In iOS 7, if you were logged into Twitter, the Shared Links section on your phone automatically showed you recent tweets from people on your connected Twitter accounts. In iOS 8, that changed. Note also that Costolo describes the issue as "auto-polling" from Safari, Apple's web browser. That seems to be something to do with users who had Twitter bookmarked on their Safari browsers. The bookmark would ping Twitter to keep itself updated even if users weren't looking at it.
The fact that the percentage of automated users stayed the same despite Twitter losing users from the iOS ecosystem implies that elsewhere on the Twitter platform automated activity increased.

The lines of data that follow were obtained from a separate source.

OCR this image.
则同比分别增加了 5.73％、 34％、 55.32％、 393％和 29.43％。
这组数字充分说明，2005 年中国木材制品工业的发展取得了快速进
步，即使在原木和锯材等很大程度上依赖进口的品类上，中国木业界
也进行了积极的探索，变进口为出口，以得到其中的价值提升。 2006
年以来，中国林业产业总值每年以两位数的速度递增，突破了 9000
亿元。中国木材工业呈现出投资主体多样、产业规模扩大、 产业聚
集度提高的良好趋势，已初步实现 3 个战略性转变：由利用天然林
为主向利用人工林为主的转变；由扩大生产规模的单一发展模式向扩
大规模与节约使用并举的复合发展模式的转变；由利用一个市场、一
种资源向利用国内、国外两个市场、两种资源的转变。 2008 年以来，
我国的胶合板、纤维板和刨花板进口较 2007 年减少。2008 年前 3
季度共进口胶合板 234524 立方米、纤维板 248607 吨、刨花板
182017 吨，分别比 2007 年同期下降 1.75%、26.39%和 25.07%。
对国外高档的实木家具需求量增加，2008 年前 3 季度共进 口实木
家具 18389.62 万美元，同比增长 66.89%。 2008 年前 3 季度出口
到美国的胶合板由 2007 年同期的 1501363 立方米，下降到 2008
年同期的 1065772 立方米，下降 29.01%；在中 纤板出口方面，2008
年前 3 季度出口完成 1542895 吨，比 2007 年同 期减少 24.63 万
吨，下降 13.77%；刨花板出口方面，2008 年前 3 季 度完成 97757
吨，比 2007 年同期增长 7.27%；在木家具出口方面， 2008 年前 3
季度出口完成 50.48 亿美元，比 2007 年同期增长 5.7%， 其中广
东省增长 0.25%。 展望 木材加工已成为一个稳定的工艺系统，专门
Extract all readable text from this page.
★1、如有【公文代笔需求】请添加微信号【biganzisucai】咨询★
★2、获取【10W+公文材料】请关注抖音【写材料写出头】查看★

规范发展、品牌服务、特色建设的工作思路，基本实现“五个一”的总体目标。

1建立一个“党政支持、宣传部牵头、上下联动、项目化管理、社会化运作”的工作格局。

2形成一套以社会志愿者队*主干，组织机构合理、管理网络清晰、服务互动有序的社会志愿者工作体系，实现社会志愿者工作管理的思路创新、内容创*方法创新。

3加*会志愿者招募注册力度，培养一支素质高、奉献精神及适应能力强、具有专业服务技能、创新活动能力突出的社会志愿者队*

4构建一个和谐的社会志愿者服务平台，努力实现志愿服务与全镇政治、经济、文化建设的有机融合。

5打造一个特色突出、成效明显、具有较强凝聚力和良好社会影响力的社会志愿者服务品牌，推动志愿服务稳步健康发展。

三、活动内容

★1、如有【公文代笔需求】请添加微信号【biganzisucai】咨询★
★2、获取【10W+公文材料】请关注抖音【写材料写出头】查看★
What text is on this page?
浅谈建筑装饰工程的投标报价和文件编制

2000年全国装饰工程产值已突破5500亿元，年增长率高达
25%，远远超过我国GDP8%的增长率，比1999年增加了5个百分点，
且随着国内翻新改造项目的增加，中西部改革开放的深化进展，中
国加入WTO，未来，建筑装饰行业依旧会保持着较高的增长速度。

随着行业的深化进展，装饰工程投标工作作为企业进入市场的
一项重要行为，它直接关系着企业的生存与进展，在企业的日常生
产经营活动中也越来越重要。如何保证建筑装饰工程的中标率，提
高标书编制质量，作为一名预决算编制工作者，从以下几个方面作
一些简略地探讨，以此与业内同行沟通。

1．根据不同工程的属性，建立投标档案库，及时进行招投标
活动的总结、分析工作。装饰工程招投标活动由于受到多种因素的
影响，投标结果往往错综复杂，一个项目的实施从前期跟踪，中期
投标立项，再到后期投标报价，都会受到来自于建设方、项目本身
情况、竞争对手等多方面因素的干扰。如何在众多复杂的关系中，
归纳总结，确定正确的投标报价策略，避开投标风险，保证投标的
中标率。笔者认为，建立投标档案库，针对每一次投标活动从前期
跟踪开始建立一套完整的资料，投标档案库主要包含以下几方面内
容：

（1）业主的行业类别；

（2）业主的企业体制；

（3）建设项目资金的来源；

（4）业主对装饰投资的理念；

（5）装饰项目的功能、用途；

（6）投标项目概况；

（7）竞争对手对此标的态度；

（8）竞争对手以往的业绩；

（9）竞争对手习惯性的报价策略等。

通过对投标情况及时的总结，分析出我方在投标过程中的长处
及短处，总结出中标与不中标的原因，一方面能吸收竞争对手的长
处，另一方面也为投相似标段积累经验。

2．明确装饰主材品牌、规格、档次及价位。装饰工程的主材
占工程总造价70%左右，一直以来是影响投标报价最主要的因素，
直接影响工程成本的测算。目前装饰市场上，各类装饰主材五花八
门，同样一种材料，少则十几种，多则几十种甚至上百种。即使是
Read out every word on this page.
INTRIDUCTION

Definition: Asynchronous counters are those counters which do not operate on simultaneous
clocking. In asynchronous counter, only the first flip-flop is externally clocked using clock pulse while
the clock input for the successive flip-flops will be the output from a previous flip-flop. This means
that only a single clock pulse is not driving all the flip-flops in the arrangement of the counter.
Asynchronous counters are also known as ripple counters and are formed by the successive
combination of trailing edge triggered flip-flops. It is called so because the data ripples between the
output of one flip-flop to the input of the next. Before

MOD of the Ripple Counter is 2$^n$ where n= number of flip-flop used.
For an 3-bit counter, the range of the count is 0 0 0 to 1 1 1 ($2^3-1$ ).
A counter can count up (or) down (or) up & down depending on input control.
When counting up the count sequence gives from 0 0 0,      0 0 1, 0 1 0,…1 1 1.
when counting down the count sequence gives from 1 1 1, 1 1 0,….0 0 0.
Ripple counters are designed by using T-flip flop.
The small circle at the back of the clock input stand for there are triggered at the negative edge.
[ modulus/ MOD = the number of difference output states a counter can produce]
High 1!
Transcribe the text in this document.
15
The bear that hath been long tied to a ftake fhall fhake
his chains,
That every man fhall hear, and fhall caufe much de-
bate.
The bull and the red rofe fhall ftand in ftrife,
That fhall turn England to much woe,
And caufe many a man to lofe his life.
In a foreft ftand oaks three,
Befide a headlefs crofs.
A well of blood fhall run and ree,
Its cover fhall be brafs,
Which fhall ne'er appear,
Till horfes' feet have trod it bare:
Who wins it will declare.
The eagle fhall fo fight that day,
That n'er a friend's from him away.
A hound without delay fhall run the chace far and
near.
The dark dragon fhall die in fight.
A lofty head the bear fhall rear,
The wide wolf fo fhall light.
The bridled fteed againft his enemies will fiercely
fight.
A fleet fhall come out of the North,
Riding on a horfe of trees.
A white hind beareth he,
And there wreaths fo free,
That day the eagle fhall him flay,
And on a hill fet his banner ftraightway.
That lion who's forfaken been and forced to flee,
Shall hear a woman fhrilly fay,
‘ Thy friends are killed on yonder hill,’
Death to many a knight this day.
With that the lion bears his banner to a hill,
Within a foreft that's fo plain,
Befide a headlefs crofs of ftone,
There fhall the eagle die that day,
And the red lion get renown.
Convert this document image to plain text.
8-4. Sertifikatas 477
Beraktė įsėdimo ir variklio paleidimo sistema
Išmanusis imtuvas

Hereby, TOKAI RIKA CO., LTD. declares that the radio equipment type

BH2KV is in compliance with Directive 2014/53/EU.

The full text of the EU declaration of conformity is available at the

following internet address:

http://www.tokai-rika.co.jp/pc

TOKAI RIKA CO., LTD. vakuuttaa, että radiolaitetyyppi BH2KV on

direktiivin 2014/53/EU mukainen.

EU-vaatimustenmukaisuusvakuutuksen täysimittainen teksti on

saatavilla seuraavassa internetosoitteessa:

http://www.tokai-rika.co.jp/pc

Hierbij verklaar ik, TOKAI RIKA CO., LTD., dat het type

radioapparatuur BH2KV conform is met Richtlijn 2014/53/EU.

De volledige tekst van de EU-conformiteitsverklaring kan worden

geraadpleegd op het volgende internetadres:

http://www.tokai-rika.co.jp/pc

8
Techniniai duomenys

We cannot say that for sure, however. We're only looking at the numbers Twitter publishes. Business Insider asked Twitter for comment but we have yet to hear back.
In one way, an increase in automated users is actually good news for Twitter - it means people want to use apps or devices that receive tweets. The service is useful to them. But their level of engagement seems passive. It's not clear whether those users are actually reading the tweets or whether their apps and devices are just pinging the system for updates even though the users aren't seeing them.
Twitter stopped counting "timeline views"
The company also stopped counting another user metric, "timeline views." The metric was thought to be useful because the more users look at Twitter, the more engaged they are, in theory. Costolo had previously touted timeline views as a measure of the engagement users have with the product. The company later downplayed the measure, by not tweeting it on a subsequent earnings call the way it did with other charts.
But the metric was problematic for two reasons. First, it went into decline right after Costolo suggested analysts pay attention to it, making Twitter look bad, like its users were losing interest in the product. Second, timeline views would go down if the product became quicker to use - making the engagement appear to be in decline when in fact the product was becoming more useful and efficient.
Either way, Twitter says it will not talk about timeline views in the future, because it was counting them wrong anyway:
We present and discuss timeline views, but have estimated a small percentage of the timeline views in the three months ended September 30, 2013 to account for certain timeline views that were logged incorrectly during the quarter as a result of a product update.